Perché ho scritto questo libro?

Sono un genitore adottivo, credo che la scrittura e le storie siano il modo per riempire i vuoti che la vita non ci ha fatto vivere, il tempo sconosciuto a cui non abbiamo accesso e che possiamo sostituire solo con l’immaginazione. Ho scritto questo libro per raccontare una storia un pò autobiografica ma anche per inventare ciò che poteva essere ma non è accaduto. Nel corso della vita tutti facciamo scelte, spesso inconsapevoli. Sono queste che ci cambiano la vita.

ANTEPRIMA NON EDITATA

 

Casa di Maya,

adesso.

È stato il mio primo ricordo del dolore. Ero nella stanza con tutti i bambini, era festa, c’era la torta e i regali erano tutti per me. Io ero con gli adulti che mi volevano bene. La luce entrava in diagonale dalle grandi finestre, filtrata dai grandi alberi che tracciavano il confine fra l’edificio dove trascorrevo la mia vita e il resto del mondo. Fuori dalla porta, una striscia d’asfalto dove giocare all’aperto e il grande cancello da non toccare. Io ero la più piccola. Lo sono stata almeno per quel periodo dove si inizia a ricordare la vita e i frammenti di tempo te li porti dietro, chiusi in un cassetto del tuo cuore. Rimangono chiusi fino a quando qualcosa li riapre e tu ritorni te stessa bambina e la paura ti esplode dentro come una bomba, ti scuote tutte le certezze e fa tremare le cose belle. Per fortuna, nella mia vita futura le cose belle erano state costruite con tanto cemento, tutto l’amore di mio padre e mia madre, che negli anni, dopo lo strappo, mi hanno cullata insieme a loro.

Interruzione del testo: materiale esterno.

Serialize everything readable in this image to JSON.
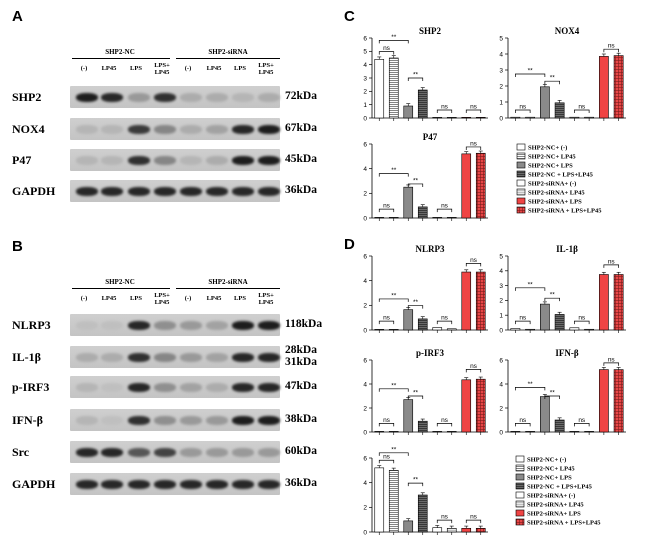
{
  "panels": {
    "A": {
      "letter": "A",
      "groups": [
        "SHP2-NC",
        "SHP2-siRNA"
      ],
      "lanes": [
        "(-)",
        "LP45",
        "LPS",
        "LPS+\nLP45",
        "(-)",
        "LP45",
        "LPS",
        "LPS+\nLP45"
      ],
      "rows": [
        {
          "protein": "SHP2",
          "kda": "72kDa",
          "intensity": [
            0.9,
            0.85,
            0.25,
            0.8,
            0.15,
            0.15,
            0.1,
            0.15
          ]
        },
        {
          "protein": "NOX4",
          "kda": "67kDa",
          "intensity": [
            0.1,
            0.1,
            0.75,
            0.35,
            0.15,
            0.2,
            0.85,
            0.9
          ]
        },
        {
          "protein": "P47",
          "kda": "45kDa",
          "intensity": [
            0.1,
            0.1,
            0.8,
            0.35,
            0.1,
            0.15,
            0.9,
            0.9
          ]
        },
        {
          "protein": "GAPDH",
          "kda": "36kDa",
          "intensity": [
            0.85,
            0.85,
            0.85,
            0.85,
            0.85,
            0.85,
            0.85,
            0.85
          ]
        }
      ]
    },
    "B": {
      "letter": "B",
      "groups": [
        "SHP2-NC",
        "SHP2-siRNA"
      ],
      "lanes": [
        "(-)",
        "LP45",
        "LPS",
        "LPS+\nLP45",
        "(-)",
        "LP45",
        "LPS",
        "LPS+\nLP45"
      ],
      "rows": [
        {
          "protein": "NLRP3",
          "kda": "118kDa",
          "intensity": [
            0.05,
            0.05,
            0.85,
            0.3,
            0.25,
            0.2,
            0.9,
            0.9
          ]
        },
        {
          "protein": "IL-1β",
          "kda": "28kDa\n31kDa",
          "intensity": [
            0.15,
            0.15,
            0.8,
            0.35,
            0.25,
            0.2,
            0.85,
            0.85
          ]
        },
        {
          "protein": "p-IRF3",
          "kda": "47kDa",
          "intensity": [
            0.1,
            0.05,
            0.85,
            0.3,
            0.2,
            0.15,
            0.85,
            0.85
          ]
        },
        {
          "protein": "IFN-β",
          "kda": "38kDa",
          "intensity": [
            0.1,
            0.05,
            0.8,
            0.3,
            0.25,
            0.25,
            0.9,
            0.9
          ]
        },
        {
          "protein": "Src",
          "kda": "60kDa",
          "intensity": [
            0.85,
            0.85,
            0.6,
            0.7,
            0.25,
            0.25,
            0.25,
            0.25
          ]
        },
        {
          "protein": "GAPDH",
          "kda": "36kDa",
          "intensity": [
            0.85,
            0.85,
            0.85,
            0.85,
            0.85,
            0.85,
            0.85,
            0.85
          ]
        }
      ]
    },
    "C": {
      "letter": "C"
    },
    "D": {
      "letter": "D"
    }
  },
  "legend_entries": [
    "SHP2-NC+ (-)",
    "SHP2-NC+ LP45",
    "SHP2-NC+ LPS",
    "SHP2-NC + LPS+LP45",
    "SHP2-siRNA+ (-)",
    "SHP2-siRNA+ LP45",
    "SHP2-siRNA+ LPS",
    "SHP2-siRNA + LPS+LP45"
  ],
  "legend_styles": [
    {
      "fill": "#ffffff",
      "pattern": "none"
    },
    {
      "fill": "#ffffff",
      "pattern": "hlines"
    },
    {
      "fill": "#8c8c8c",
      "pattern": "none"
    },
    {
      "fill": "#555555",
      "pattern": "hlines"
    },
    {
      "fill": "#ffffff",
      "pattern": "none"
    },
    {
      "fill": "#dddddd",
      "pattern": "hlines"
    },
    {
      "fill": "#f04a4a",
      "pattern": "none"
    },
    {
      "fill": "#d63a3a",
      "pattern": "grid"
    }
  ],
  "chart_data": [
    {
      "type": "bar",
      "panel": "C",
      "title": "SHP2",
      "ylim": [
        0,
        6
      ],
      "yticks": [
        0,
        1,
        2,
        3,
        4,
        5,
        6
      ],
      "values": [
        4.4,
        4.5,
        0.9,
        2.1,
        0.05,
        0.05,
        0.05,
        0.05
      ],
      "brackets": [
        {
          "a": 0,
          "b": 1,
          "label": "ns",
          "level": 0.83
        },
        {
          "a": 0,
          "b": 2,
          "label": "**",
          "level": 0.97
        },
        {
          "a": 2,
          "b": 3,
          "label": "**",
          "level": 0.5
        },
        {
          "a": 4,
          "b": 5,
          "label": "ns",
          "level": 0.1
        },
        {
          "a": 6,
          "b": 7,
          "label": "ns",
          "level": 0.1
        }
      ]
    },
    {
      "type": "bar",
      "panel": "C",
      "title": "NOX4",
      "ylim": [
        0,
        5
      ],
      "yticks": [
        0,
        1,
        2,
        3,
        4,
        5
      ],
      "values": [
        0.05,
        0.05,
        1.95,
        0.95,
        0.05,
        0.05,
        3.85,
        3.9
      ],
      "brackets": [
        {
          "a": 0,
          "b": 1,
          "label": "ns",
          "level": 0.1
        },
        {
          "a": 0,
          "b": 2,
          "label": "**",
          "level": 0.55
        },
        {
          "a": 2,
          "b": 3,
          "label": "**",
          "level": 0.46
        },
        {
          "a": 4,
          "b": 5,
          "label": "ns",
          "level": 0.1
        },
        {
          "a": 6,
          "b": 7,
          "label": "ns",
          "level": 0.86
        }
      ]
    },
    {
      "type": "bar",
      "panel": "C",
      "title": "P47",
      "ylim": [
        0,
        6
      ],
      "yticks": [
        0,
        2,
        4,
        6
      ],
      "values": [
        0.05,
        0.05,
        2.5,
        0.9,
        0.05,
        0.05,
        5.2,
        5.25
      ],
      "brackets": [
        {
          "a": 0,
          "b": 1,
          "label": "ns",
          "level": 0.12
        },
        {
          "a": 0,
          "b": 2,
          "label": "**",
          "level": 0.6
        },
        {
          "a": 2,
          "b": 3,
          "label": "**",
          "level": 0.46
        },
        {
          "a": 4,
          "b": 5,
          "label": "ns",
          "level": 0.12
        },
        {
          "a": 6,
          "b": 7,
          "label": "ns",
          "level": 0.96
        }
      ]
    },
    {
      "type": "bar",
      "panel": "D",
      "title": "NLRP3",
      "ylim": [
        0,
        6
      ],
      "yticks": [
        0,
        2,
        4,
        6
      ],
      "values": [
        0.05,
        0.05,
        1.65,
        0.9,
        0.2,
        0.1,
        4.7,
        4.7
      ],
      "brackets": [
        {
          "a": 0,
          "b": 1,
          "label": "ns",
          "level": 0.12
        },
        {
          "a": 0,
          "b": 2,
          "label": "**",
          "level": 0.42
        },
        {
          "a": 2,
          "b": 3,
          "label": "**",
          "level": 0.33
        },
        {
          "a": 4,
          "b": 5,
          "label": "ns",
          "level": 0.12
        },
        {
          "a": 6,
          "b": 7,
          "label": "ns",
          "level": 0.9
        }
      ]
    },
    {
      "type": "bar",
      "panel": "D",
      "title": "IL-1β",
      "ylim": [
        0,
        5
      ],
      "yticks": [
        0,
        1,
        2,
        3,
        4,
        5
      ],
      "values": [
        0.1,
        0.05,
        1.75,
        1.05,
        0.15,
        0.05,
        3.75,
        3.75
      ],
      "brackets": [
        {
          "a": 0,
          "b": 1,
          "label": "ns",
          "level": 0.12
        },
        {
          "a": 0,
          "b": 2,
          "label": "**",
          "level": 0.57
        },
        {
          "a": 2,
          "b": 3,
          "label": "**",
          "level": 0.43
        },
        {
          "a": 4,
          "b": 5,
          "label": "ns",
          "level": 0.12
        },
        {
          "a": 6,
          "b": 7,
          "label": "ns",
          "level": 0.88
        }
      ]
    },
    {
      "type": "bar",
      "panel": "D",
      "title": "p-IRF3",
      "ylim": [
        0,
        6
      ],
      "yticks": [
        0,
        2,
        4,
        6
      ],
      "values": [
        0.05,
        0.05,
        2.7,
        0.9,
        0.05,
        0.05,
        4.35,
        4.4
      ],
      "brackets": [
        {
          "a": 0,
          "b": 1,
          "label": "ns",
          "level": 0.12
        },
        {
          "a": 0,
          "b": 2,
          "label": "**",
          "level": 0.6
        },
        {
          "a": 2,
          "b": 3,
          "label": "**",
          "level": 0.5
        },
        {
          "a": 4,
          "b": 5,
          "label": "ns",
          "level": 0.12
        },
        {
          "a": 6,
          "b": 7,
          "label": "ns",
          "level": 0.87
        }
      ]
    },
    {
      "type": "bar",
      "panel": "D",
      "title": "IFN-β",
      "ylim": [
        0,
        6
      ],
      "yticks": [
        0,
        2,
        4,
        6
      ],
      "values": [
        0.05,
        0.05,
        2.95,
        1.0,
        0.05,
        0.05,
        5.2,
        5.2
      ],
      "brackets": [
        {
          "a": 0,
          "b": 1,
          "label": "ns",
          "level": 0.12
        },
        {
          "a": 0,
          "b": 2,
          "label": "**",
          "level": 0.62
        },
        {
          "a": 2,
          "b": 3,
          "label": "**",
          "level": 0.5
        },
        {
          "a": 4,
          "b": 5,
          "label": "ns",
          "level": 0.12
        },
        {
          "a": 6,
          "b": 7,
          "label": "ns",
          "level": 0.96
        }
      ]
    },
    {
      "type": "bar",
      "panel": "D",
      "title": "",
      "ylim": [
        0,
        6
      ],
      "yticks": [
        0,
        2,
        4,
        6
      ],
      "values": [
        5.2,
        5.0,
        0.9,
        3.0,
        0.35,
        0.3,
        0.3,
        0.3
      ],
      "brackets": [
        {
          "a": 0,
          "b": 1,
          "label": "ns",
          "level": 0.97
        },
        {
          "a": 0,
          "b": 2,
          "label": "**",
          "level": 1.07
        },
        {
          "a": 2,
          "b": 3,
          "label": "**",
          "level": 0.66
        },
        {
          "a": 4,
          "b": 5,
          "label": "ns",
          "level": 0.16
        },
        {
          "a": 6,
          "b": 7,
          "label": "ns",
          "level": 0.16
        }
      ]
    }
  ]
}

Quel giorno, il giorno del ricordo, lo avevo visto tante volte in fotografia, sapevo da quelle foto di avere un vestito bianco a fiori e una molletta viola fra i capelli. Mia madre mi mostrava sempre quegli scatti nell’album che teneva nella mia cameretta, mi raccontava che la torta era di panna e frutta fresca, che era un martedì pomeriggio e che io giocavo con le bolle di sapone. Per gli anni della mia infanzia quel giorno era stato importante ma privo di emozioni nei miei ricordi e ciò che avevo provato me lo immaginavo ma non lo ricordavo.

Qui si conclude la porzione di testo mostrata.